During the early amortization period of a fixed-rate loan, a large percentage of your payment pays interest, and a significantly smaller percentage goes to principal. The amount paid toward principal increases up slowly every month.

You can choose a fixed-rate loan in order to lock in a low rate. Borrowers choose fixed-rate loans because interest rates are low and they want to lock in the lower rate. For homeowners who have an ARM now, refinancing with a fixed-rate loan can provide more monthly payment stability. If you have an Adjustable Rate Mortgage (ARM) now, we'd love to help you lock in a fixed-rate at a favorable rate. Call All Access California at 559-314-5363 to discuss how we can help.
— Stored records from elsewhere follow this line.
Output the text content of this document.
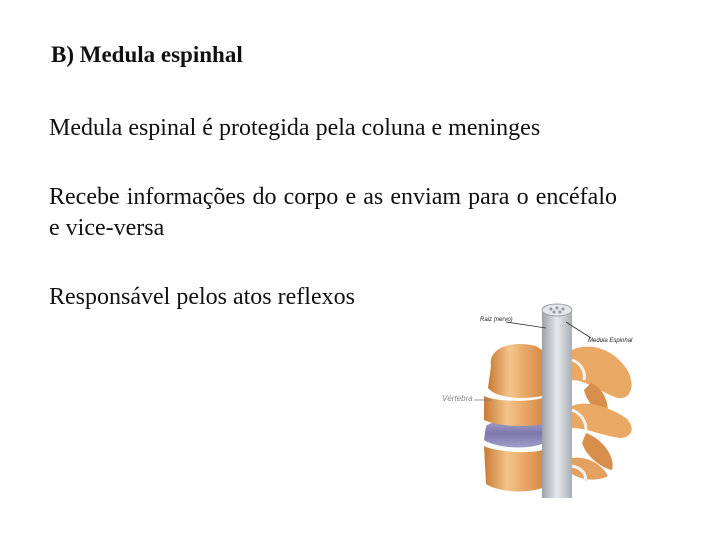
B) Medula espinhal
Medula espinal é protegida pela coluna e meninges
Recebe informações do corpo e as enviam para o encéfalo e vice-versa
Responsável pelos atos reflexos
Raiz (nervo)
Medula Espinhal
Vértebra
There are many kinds of Adjustable Rate Mortgages. Generally, the interest rates on ARMs are determined by an outside index. Some examples of outside indexes are: the 6-month CD rate, the one-year Treasury Security rate, the Federal Home Loan Bank's 11th District Cost of Funds Index (COFI), or others.

The majority of ARMs feature this cap, which means they can't increase over a specified amount in a given period of time. Some ARMs can't adjust more than two percent per year, regardless of the underlying interest rate. Your loan may have a "payment cap" that instead of capping the interest rate directly, caps the amount the payment can go up in one period. Most ARMs also cap your interest rate over the life of the loan.

ARMs most often have their lowest rates at the start of the loan. They usually provide the lower rate from a month to ten years. You've probably read about 5/1 or 3/1 ARMs. For these loans, the introductory rate is fixed for three or five years. After this period it adjusts every year. These types of loans are fixed for a number of years (3 or 5), then they adjust. These loans are often best for people who expect to move in three or five years. These types of ARMs benefit borrowers who plan to sell their house or refinance before the initial lock expires.

Most borrowers who choose ARMs do so when they want to take advantage of lower introductory rates and do not plan to remain in the home for any longer than this initial low-rate period. ARMs can be risky when property values decrease and borrowers can't sell or refinance.